Consider the general case:
Take 4 pairs of twin primes:
(a, a + 2)or(a, z)such thatz = a + 2(b, b + 2)or(b, y)such thaty = b + 2(c, c + 2)or(c, x)such thatx = c + 2(d, d + 2)or(d ,w)such tahtw = d + 2
Consider the following general cube representation:
w ------------- c
/| /|
/ | / |
/ | / |
/ | / |
a ------------- y |
| b ---------|--- z
| / | /
| / | /
| / | /
|/ |/
x ------------- d
The 4-tuples of each face:
1. (a, y, x, d)
2. (z, b, c, w)
3. (a, y, c, w)
4. (z, b, x, d)
5. (a, b, x, w)
6. (z, y, c, d)
As established above:
- z = a + 2
- y = b + 2
- x = c + 2
- w = d + 2
Using these equalities, rewrite the 4-tuples as below:
1. (a, b + 2, c + 2, d)
2. (a + 2, b, c, d + 2)
3. (a, b + 2, c, d + 2)
4. (a + 2, b, c + 2, d)
5. (a, b, c + 2, d + 2)
6. (a + 2, b + 2, c, d)
With these tuples, compute the general sums:
1. a + (b + 2) + (c + 2) + d = a + b + c + d + 4
2. (a + 2) + b + c + (d + 2) = a + b + c + d + 4
3. a + (b + 2) + c + (d + 2) = a + b + c + d + 4
4. (a + 2) + b + (c + 2) + d = a + b + c + d + 4
5. a + b + (c + 2) + (d + 2) = a + b + c + d + 4
6. (a + 2) + (b + 2) + c + d = a + b + c + d + 4
The sum of each face is a + b + c + d + 4. As all sums are equal, we can deduce that there are as many sets of 8 primes meeting the riddle's criteria as there are distint groupings of 4 sets of twin primes.

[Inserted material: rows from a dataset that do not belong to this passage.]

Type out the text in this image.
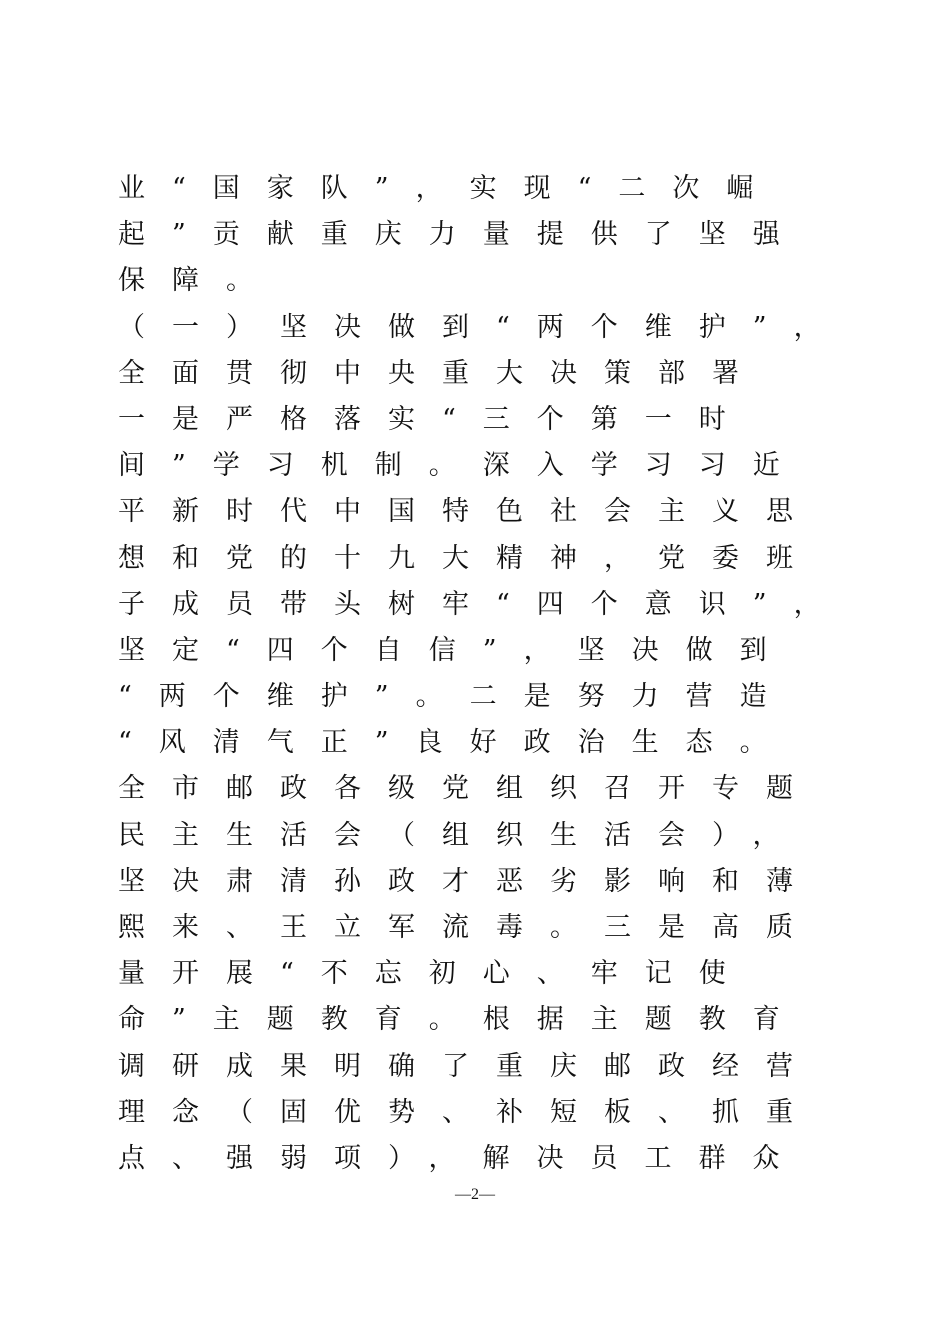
业“国家队”，实现“二次崛
起”贡献重庆力量提供了坚强
保障。
（一）坚决做到“两个维护”，
全面贯彻中央重大决策部署
一是严格落实“三个第一时
间”学习机制。深入学习习近
平新时代中国特色社会主义思
想和党的十九大精神，党委班
子成员带头树牢“四个意识”，
坚定“四个自信”，坚决做到
“两个维护”。二是努力营造
“风清气正”良好政治生态。
全市邮政各级党组织召开专题
民主生活会（组织生活会），
坚决肃清孙政才恶劣影响和薄
熙来、王立军流毒。三是高质
量开展“不忘初心、牢记使
命”主题教育。根据主题教育
调研成果明确了重庆邮政经营
理念（固优势、补短板、抓重
点、强弱项），解决员工群众
—2—
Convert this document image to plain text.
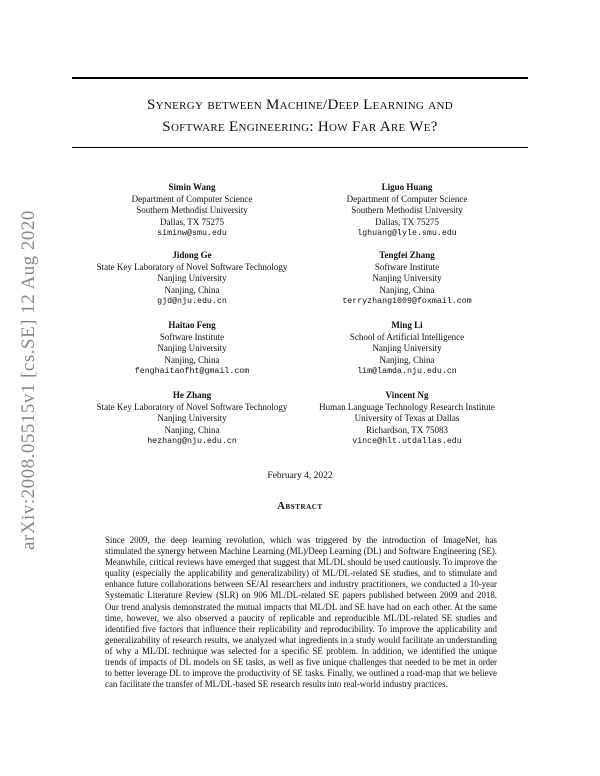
Synergy between Machine/Deep Learning and
Software Engineering: How Far Are We?
arXiv:2008.05515v1 [cs.SE] 12 Aug 2020
Simin Wang
Department of Computer Science
Southern Methodist University
Dallas, TX 75275
siminw@smu.edu
Liguo Huang
Department of Computer Science
Southern Methodist University
Dallas, TX 75275
lghuang@lyle.smu.edu
Jidong Ge
State Key Laboratory of Novel Software Technology
Nanjing University
Nanjing, China
gjd@nju.edu.cn
Tengfei Zhang
Software Institute
Nanjing University
Nanjing, China
terryzhang1009@foxmail.com
Haitao Feng
Software Institute
Nanjing University
Nanjing, China
fenghaitaofht@gmail.com
Ming Li
School of Artificial Intelligence
Nanjing University
Nanjing, China
lim@lamda.nju.edu.cn
He Zhang
State Key Laboratory of Novel Software Technology
Nanjing University
Nanjing, China
hezhang@nju.edu.cn
Vincent Ng
Human Language Technology Research Institute
University of Texas at Dallas
Richardson, TX 75083
vince@hlt.utdallas.edu
February 4, 2022
Abstract

Since 2009, the deep learning revolution, which was triggered by the introduction of ImageNet, has stimulated the synergy between Machine Learning (ML)/Deep Learning (DL) and Software Engineering (SE). Meanwhile, critical reviews have emerged that suggest that ML/DL should be used cautiously. To improve the quality (especially the applicability and generalizability) of ML/DL-related SE studies, and to stimulate and enhance future collaborations between SE/AI researchers and industry practitioners, we conducted a 10-year Systematic Literature Review (SLR) on 906 ML/DL-related SE papers published between 2009 and 2018. Our trend analysis demonstrated the mutual impacts that ML/DL and SE have had on each other. At the same time, however, we also observed a paucity of replicable and reproducible ML/DL-related SE studies and identified five factors that influence their replicability and reproducibility. To improve the applicability and generalizability of research results, we analyzed what ingredients in a study would facilitate an understanding of why a ML/DL technique was selected for a specific SE problem. In addition, we identified the unique trends of impacts of DL models on SE tasks, as well as five unique challenges that needed to be met in order to better leverage DL to improve the productivity of SE tasks. Finally, we outlined a road-map that we believe can facilitate the transfer of ML/DL-based SE research results into real-world industry practices.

Whether or not there are infinitely many twin primes is an open conjecture, but mathematician Yitang Zhang has made progress towards proving it in recent years.
Twin primes are not the only primes that work. Any common difference shared by 4 pairs of primes (E.g. 4, 34234234234, or 22) would work.
I solved this cubical riddle in a cubicle.